The poem depicts the pervasive sense of disassociation and depersonalization during the pandemic, when life was not entirely real as people’s worlds were turned upside down and inside out – or rather, outside in. The drug of choice here is food.
To “cover the pit” goes back to Exodus 21:33-34, a discussion of liability: “And if a man shall open a pit, or if a man shall dig a pit and not cover it, and an ox or an ass fall therein, the owner of the pit shall make it good; he shall give money unto the owner of them, and the dead beast shall be his.”
If she covers the pit, she will not become a repository of dead and expensively acquired meat – hopes, dreams and creativity – in that the specified domesticated animals were means of production. Moreover, in the strange kind of reasoning depicted in the poem, it would indeed be an act of good citizenship to eat enough bread to cover the pit and not cause damage to anyone else: She isn’t just eating for her own satiation and self-protection, but also for the general good. She is convincing herself that this eating is very moral.
Though the Hebrew words of “the fruit she bit” do not reflect the specific biblical language about Eve eating the forbidden fruit of the Tree of Knowledge, the picture does evoke that story: “And when the woman saw that the tree was good for food, and that it was a delight to the eyes, and that the tree was to be desired to make one wise, she took of the fruit thereof.”
Though the Hebrew words of “the fruit she bit” do not reflect the specific biblical language about Eve eating the forbidden fruit of the Tree of Knowledge, the picture does evoke that story.
Back then, too, there was self-justification, according to the account in Genesis 3, because it is good to desire wisdom, isn’t it?
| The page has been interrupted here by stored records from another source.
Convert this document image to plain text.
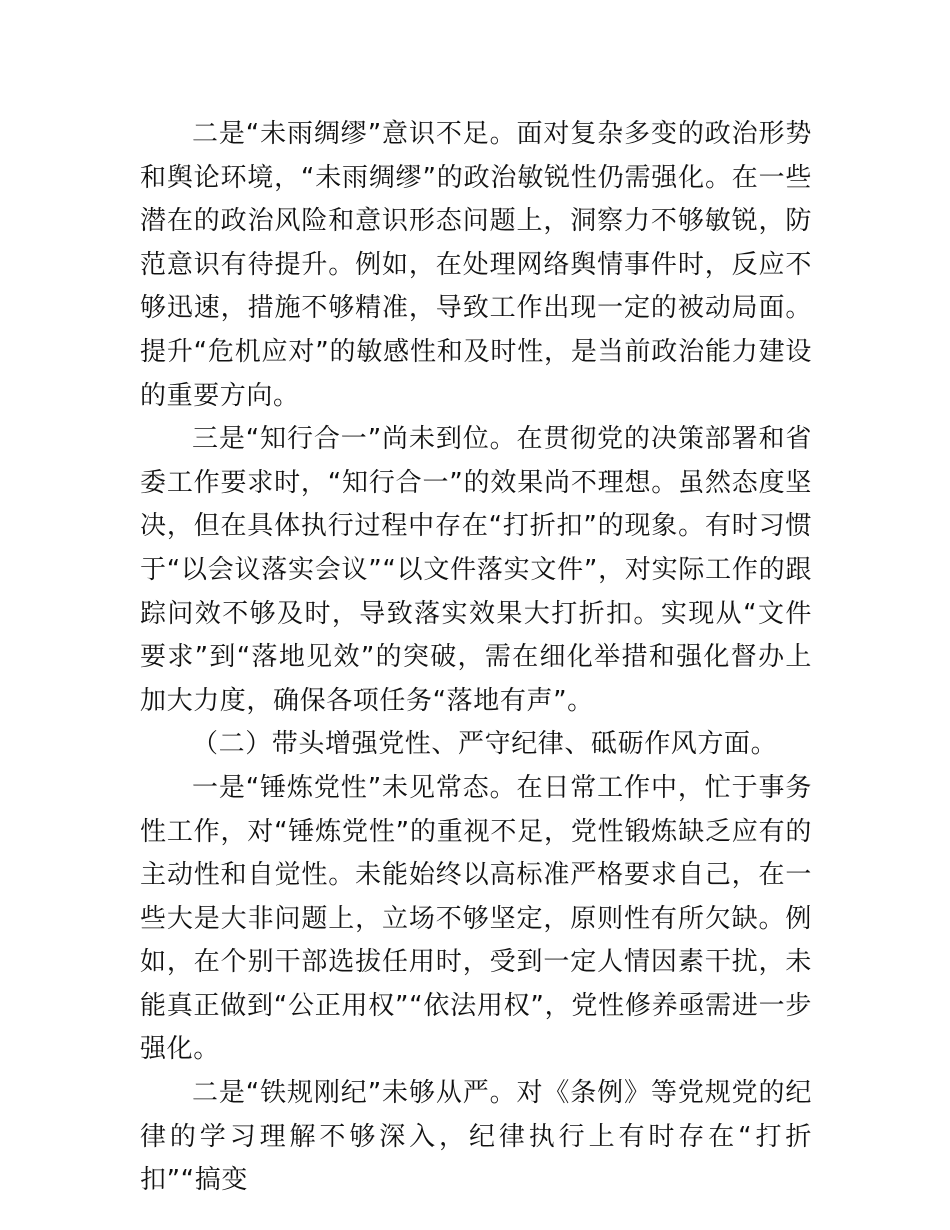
二是“未雨绸缪”意识不足。面对复杂多变的政治形势和舆论环境，“未雨绸缪”的政治敏锐性仍需强化。在一些潜在的政治风险和意识形态问题上，洞察力不够敏锐，防范意识有待提升。例如，在处理网络舆情事件时，反应不够迅速，措施不够精准，导致工作出现一定的被动局面。提升“危机应对”的敏感性和及时性，是当前政治能力建设的重要方向。

三是“知行合一”尚未到位。在贯彻党的决策部署和省委工作要求时，“知行合一”的效果尚不理想。虽然态度坚决，但在具体执行过程中存在“打折扣”的现象。有时习惯于“以会议落实会议”“以文件落实文件”，对实际工作的跟踪问效不够及时，导致落实效果大打折扣。实现从“文件要求”到“落地见效”的突破，需在细化举措和强化督办上加大力度，确保各项任务“落地有声”。

（二）带头增强党性、严守纪律、砥砺作风方面。

一是“锤炼党性”未见常态。在日常工作中，忙于事务性工作，对“锤炼党性”的重视不足，党性锻炼缺乏应有的主动性和自觉性。未能始终以高标准严格要求自己，在一些大是大非问题上，立场不够坚定，原则性有所欠缺。例如，在个别干部选拔任用时，受到一定人情因素干扰，未能真正做到“公正用权”“依法用权”，党性修养亟需进一步强化。

二是“铁规刚纪”未够从严。对《条例》等党规党的纪律的学习理解不够深入，纪律执行上有时存在“打折扣”“搞变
The consequence of defiantly biting into the fruit and the way it can transmute into love and life inside her – a pregnancy trope, a big tummy trope – is the punishment of “In pain shalt thou bring forth children.”
The ship stuck outside of port could well be a reference to actual shipping news during the pandemic: a months-long backup of ships at the Israeli ports, causing huge inconvenience and supply-chain problems and price increases. “Merchandise, products and raw materials aren’t arriving on time, which is undermining Israel’s reputation as an exporter, hurting production and burdening cargo owners with extra payments,” leading manufacturers complained to then-Transportation Minister Miri Regev.
In the magical thinking here, the comforting but not entirely correct idea is that when the ships come in and the “movie” ends, the fear of death will also end. As humans, we know that it will not.
In the redeeming final image, the subterranean forces of nature rise through the body and make love possible. Water is the place where life begins, both in the history of our planet and in the womb. At long last, this connection with the most basic building blocks of our existence – hydrogen, oxygen, the essential minerals Earth gives us – can provide true comfort and the resolution of how one thing can turn into another: through the implacable chemistry of the planet, not the wishful alchemy of the edible.
Agi Mishol has published 16 books of poetry and has received the Prime Minister’s Prize, the Yehuda Amichai Poetry Prize and the Newman Hebrew Literature Prize, as well as honorary degrees from Tel Aviv University, Rehovot’s Weizmann Institute of Science and Ramat Gan’s Bar-Ilan University in Israel, and the 2019 Zbigniew Herbert International Literary Award in Poland.